Interview zu der Durchsuchung bei dem Freiburger Radiosender Dreyeckland

Deutschland: Juristische Fallstricke des Staatsschutzes

2017 – nach dem G20-Gipfel in Hamburg – hatte das deutsche Bundesinnenministerium die auch von Linksradikalen genutzte internet-Plattform. Die Webseite wurde daraufhin vom Netz genommen, 2020 aber ein Archiv der Webseite neu veröffentlicht. In diesem Kontext fand nun eine Durchsuchung bei dem Freiburger Radio Dreyeckland statt, weil der Sender auf seiner Webseite, das Archiv verlinkte. Radio Dreyeckland ist das älteste Freie Radio in der Bundesrepublik. Aus diesem Anlass sprach Peter Nowak mit Detlef Georgia Schulze. Schulze hatte bereits 2020 das Archiv nicht nur verlinkt, sondern sogar gespiegelt. linksunten.indymedia verboten.

Frage: Am 17. Januar wurden die Redaktionsräume und die Wohnungen zweier Redaktionsmitglieder des Freiburger Senders „Radio Dreyeckland“ durchsucht. Anlass war, dass im Sommer 2022 in einem Artikel auf der Webseite von Radio Dreyeckland das Archiv der 2017 vom Bundesinnenministerium als „Verein“ verbotene internet-Zeitung linksunten.indymedia verlinkt wurde. Sie hatten Ihrerseits bereits 2020 das Archiv nicht nur verlinkt, sondern sogar eine Kopie des Archivs auf einer eigenen Webseite veröffentlicht1. Wie ist es Ihnen danach ergangen? Gab es auch bei Ihnen eine Durchsuchung?  …

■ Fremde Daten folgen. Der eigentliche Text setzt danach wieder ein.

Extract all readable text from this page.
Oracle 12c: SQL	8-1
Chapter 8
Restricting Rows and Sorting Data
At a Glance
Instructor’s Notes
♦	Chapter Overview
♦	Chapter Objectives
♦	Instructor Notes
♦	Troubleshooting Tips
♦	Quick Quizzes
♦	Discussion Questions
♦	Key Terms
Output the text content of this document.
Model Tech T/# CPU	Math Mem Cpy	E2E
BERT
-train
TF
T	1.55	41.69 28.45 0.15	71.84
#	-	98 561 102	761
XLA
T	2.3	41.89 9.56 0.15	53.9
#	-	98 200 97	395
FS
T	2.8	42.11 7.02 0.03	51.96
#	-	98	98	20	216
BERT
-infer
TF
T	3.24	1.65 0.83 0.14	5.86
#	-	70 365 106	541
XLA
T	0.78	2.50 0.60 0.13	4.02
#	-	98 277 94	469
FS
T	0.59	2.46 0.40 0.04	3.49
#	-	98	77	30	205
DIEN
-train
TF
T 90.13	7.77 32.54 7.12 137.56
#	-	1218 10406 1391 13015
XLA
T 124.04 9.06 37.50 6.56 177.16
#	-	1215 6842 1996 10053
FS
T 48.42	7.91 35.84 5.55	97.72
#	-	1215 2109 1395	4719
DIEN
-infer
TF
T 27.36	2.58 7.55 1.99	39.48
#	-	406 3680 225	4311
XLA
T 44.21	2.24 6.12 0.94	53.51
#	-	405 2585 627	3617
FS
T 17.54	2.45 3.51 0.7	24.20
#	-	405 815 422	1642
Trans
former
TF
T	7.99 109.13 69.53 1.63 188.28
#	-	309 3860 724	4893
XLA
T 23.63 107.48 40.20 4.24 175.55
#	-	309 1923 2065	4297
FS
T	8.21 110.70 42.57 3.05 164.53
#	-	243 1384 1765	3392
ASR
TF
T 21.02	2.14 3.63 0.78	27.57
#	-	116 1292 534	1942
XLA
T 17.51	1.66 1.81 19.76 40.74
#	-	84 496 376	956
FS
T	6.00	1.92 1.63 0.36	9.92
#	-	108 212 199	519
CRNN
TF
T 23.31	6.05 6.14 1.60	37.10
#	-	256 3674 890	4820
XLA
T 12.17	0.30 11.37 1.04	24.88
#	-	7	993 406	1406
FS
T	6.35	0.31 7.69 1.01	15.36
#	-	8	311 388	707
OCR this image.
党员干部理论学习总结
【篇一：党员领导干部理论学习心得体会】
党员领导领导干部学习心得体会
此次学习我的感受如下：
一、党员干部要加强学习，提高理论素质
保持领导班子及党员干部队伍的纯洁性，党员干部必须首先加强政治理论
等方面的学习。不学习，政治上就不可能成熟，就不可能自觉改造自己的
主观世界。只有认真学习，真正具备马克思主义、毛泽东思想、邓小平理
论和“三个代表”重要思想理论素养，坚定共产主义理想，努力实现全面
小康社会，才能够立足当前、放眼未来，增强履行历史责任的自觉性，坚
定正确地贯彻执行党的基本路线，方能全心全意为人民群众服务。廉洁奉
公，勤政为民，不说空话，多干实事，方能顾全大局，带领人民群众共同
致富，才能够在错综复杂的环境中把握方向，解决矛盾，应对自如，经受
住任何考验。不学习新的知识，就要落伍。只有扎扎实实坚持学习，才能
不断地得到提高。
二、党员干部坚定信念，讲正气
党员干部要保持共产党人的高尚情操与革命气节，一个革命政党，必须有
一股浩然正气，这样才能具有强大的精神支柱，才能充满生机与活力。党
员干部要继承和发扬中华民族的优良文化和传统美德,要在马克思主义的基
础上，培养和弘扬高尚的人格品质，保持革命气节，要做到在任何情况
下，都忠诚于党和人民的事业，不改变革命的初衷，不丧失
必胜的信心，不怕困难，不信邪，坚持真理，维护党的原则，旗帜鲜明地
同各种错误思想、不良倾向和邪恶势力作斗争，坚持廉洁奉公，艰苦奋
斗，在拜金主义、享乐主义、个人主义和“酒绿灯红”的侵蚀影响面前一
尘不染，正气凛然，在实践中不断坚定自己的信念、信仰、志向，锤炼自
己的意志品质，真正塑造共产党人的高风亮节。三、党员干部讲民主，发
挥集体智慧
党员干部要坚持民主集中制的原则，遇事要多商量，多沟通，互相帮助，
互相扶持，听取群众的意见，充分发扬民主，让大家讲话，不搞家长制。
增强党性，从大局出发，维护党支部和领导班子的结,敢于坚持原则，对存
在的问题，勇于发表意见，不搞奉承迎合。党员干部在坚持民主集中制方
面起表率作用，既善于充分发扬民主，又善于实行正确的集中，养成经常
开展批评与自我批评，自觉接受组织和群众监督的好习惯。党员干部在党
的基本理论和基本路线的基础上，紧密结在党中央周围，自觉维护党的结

Schulze: Nein, bei mir gab es keine Durchsuchung. Aber auch gegen mich wurde irgendwann ein Ermittlungsverfahren wegen Verstosses gegen das sog. Vereinsverbot eingeleitet, was mir aber erst im April 2022 mitgeteilt wurde. 

Frage: Wie erklären Sie sich, dass es bei Ihnen keine Durchsuchung gab? 

Schulze: Nun ja, die Staatsanwaltschaften in Berlin und Karlsruhe (die Karlsruher war für die Durchsuchung bei dem Freiburger Sender zuständig) müssen sich nicht notwendigerweise einig sein – schon gar nicht beim Vorgehen im Detail. 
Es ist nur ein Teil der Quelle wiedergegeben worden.